Dr. Leon Weintraub erzählt über Geschehnisse des Holocausts
Dr. Weintraub studierte nach dem 2. Weltkrieg Humanmedizin an der Medizinischen Fakultät in Göttingen – begann sein Studium vor genau 80 Jahren – und blieb seiner Studienstadt stets verbunden. Der 100-Jährige ist Überlebender des Vernichtungslagers Auschwitz-Birkenau sowie weiterer Konzentrationslager. Er hält seit mehr als 30 Jahren Vorträge in Deutschland und Polen und berichtet als Zeitzeuge über die Geschehnisse des Holocausts.
Laudator ist Prof. Dr. Sascha Feuchert, Germanist und Leiter der Arbeitsstelle Holocaustliteratur sowie Geschäftsführender Direktor des Instituts für Germanistik der Justus-Liebig-Universität Gießen.
Überlebender des Holocaustes und des Vernichtungslager Auschwitz-Birkenau
Dr. Leon Weintraub, geboren am 1. Januar 1926 im jüdischen Armenviertel in Łódź, Polen, ist Überlebender des Holocausts und des Vernichtungslagers Auschwitz-Birkenau sowie weiterer Konzentrationslager. Nach Ende des 2. Weltkrieges begann er 1946 sein Studium der Humanmedizin in Göttingen und kehrte 1950 nach Warschau, Polen, zurück.
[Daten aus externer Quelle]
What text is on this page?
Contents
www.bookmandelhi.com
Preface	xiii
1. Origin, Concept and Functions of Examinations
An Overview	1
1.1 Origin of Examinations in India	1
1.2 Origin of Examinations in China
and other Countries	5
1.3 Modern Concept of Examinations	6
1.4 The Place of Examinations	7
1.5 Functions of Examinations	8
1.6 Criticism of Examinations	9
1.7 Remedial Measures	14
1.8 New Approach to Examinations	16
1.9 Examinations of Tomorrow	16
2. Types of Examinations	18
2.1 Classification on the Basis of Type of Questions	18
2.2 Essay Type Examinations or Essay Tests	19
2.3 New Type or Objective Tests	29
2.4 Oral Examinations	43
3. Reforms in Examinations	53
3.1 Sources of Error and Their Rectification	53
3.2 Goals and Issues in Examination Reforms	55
Im Jahr 1953 legte er seine Abschlussprüfung in Medizin ab und arbeitete ab 1954 als Assistenzarzt an der ersten Klinik für Frauenkrankheiten und Geburtshilfe der Medizinischen Akademie Warschau (heute: Medizinische Universität Warschau). 1956 folgte eine Festanstellung an der Klinik. Er promovierte 1966 und übernahm im selben Jahr als Oberarzt die Abteilung für Gynäkologie und Geburtshilfe im Stefan-Batory-Kreiskrankenhaus in Otwock bei Warschau.
Weintraubs Vorträge an Schulen und Gedenkstätten
Aufgrund des wachsenden Antisemitismus und der März-Unruhen 1968 in Polen verlor er im Februar 1969 seine Oberarztstelle und emigrierte nach Schweden. Dort war er in verschiedenen Kliniken tätig, bis er 1991 in Ruhestand trat. Bis heute lebt er mit seiner zweiten Frau Evamaria Loose-Weintraub in Stockholm. Als Zeitzeuge setzt er sich seit Anfang der 1990er Jahre mit Vorträgen in Schulen und Gedenkstätten für die Erinnerung an den Holocaust ein.
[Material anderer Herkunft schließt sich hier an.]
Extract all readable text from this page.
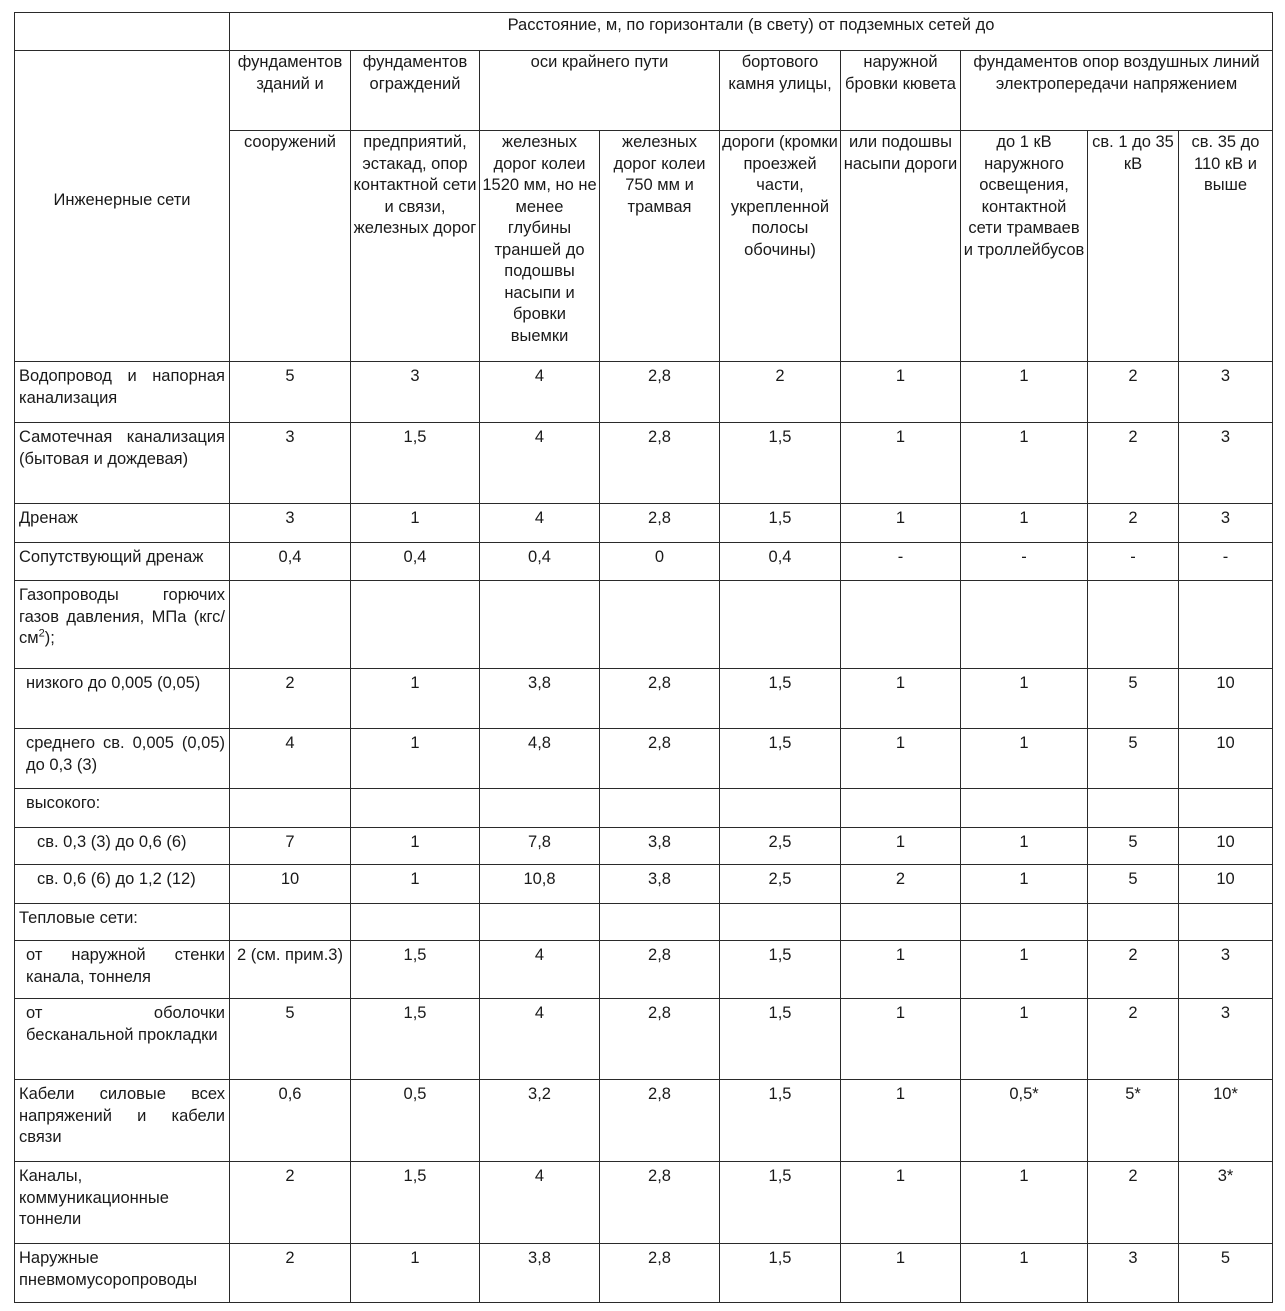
	Расстояние, м, по горизонтали (в свету) от подземных сетей до								
Инженерные сети	фундаментов зданий и	фундаментов ограждений	оси крайнего пути		бортового камня улицы,	наружной бровки кювета	фундаментов опор воздушных линий электропередачи напряжением		
	сооружений	предприятий, эстакад, опор контактной сети и связи, железных дорог	железных дорог колеи 1520 мм, но не менее глубины траншей до подошвы насыпи и бровки выемки	железных дорог колеи 750 мм и трамвая	дороги (кромки проезжей части, укрепленной полосы обочины)	или подошвы насыпи дороги	до 1 кВ наружного освещения, контактной сети трамваев и троллейбусов	св. 1 до 35 кВ	св. 35 до 110 кВ и выше
Водопровод и напорная канализация	5	3	4	2,8	2	1	1	2	3
Самотечная канализация (бытовая и дождевая)	3	1,5	4	2,8	1,5	1	1	2	3
Дренаж	3	1	4	2,8	1,5	1	1	2	3
Сопутствующий дренаж	0,4	0,4	0,4	0	0,4	-	-	-	-
Газопроводы горючих газов давления, МПа $(кгс/см^2)$;									
низкого до 0,005 (0,05)	2	1	3,8	2,8	1,5	1	1	5	10
среднего св. 0,005 (0,05) до 0,3 (3)	4	1	4,8	2,8	1,5	1	1	5	10
высокого:									
св. 0,3 (3) до 0,6 (6)	7	1	7,8	3,8	2,5	1	1	5	10
св. 0,6 (6) до 1,2 (12)	10	1	10,8	3,8	2,5	2	1	5	10
Тепловые сети:									
от наружной стенки канала, тоннеля	2 (см. прим.3)	1,5	4	2,8	1,5	1	1	2	3
от оболочки бесканальной прокладки	5	1,5	4	2,8	1,5	1	1	2	3
Кабели силовые всех напряжений и кабели связи	0,6	0,5	3,2	2,8	1,5	1	0,5*	5*	10*
Каналы, коммуникационные тоннели	2	1,5	4	2,8	1,5	1	1	2	3*
Наружные пневмомусоропроводы	2	1	3,8	2,8	1,5	1	1	3	5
Die Ehrendoktorwürde für besondere Verdienste
Mit der Verleihung der Ehrendoktorwürde werden Persönlichkeiten geehrt, die sich durch besondere Verdienste um Wissenschaft, Technik, Forschungsförderung, Politik und Kultur im Kontext der Hochschulmedizin richtungsweisend hervorgetan haben und der Universitätsmedizin Göttingen und ihrer Medizinischen Fakultät besonders verbunden sind. Die Ehrendoktorwürde der Medizinischen Fakultät wurde zuletzt 2022 an Dipl.-Kfm., Dipl.-Pol. Heinz Rüdiger Strehl, von 2009 bis 2021 Vorsitzender des Stiftungsausschusses Universitätsmedizin Göttingen, verliehen.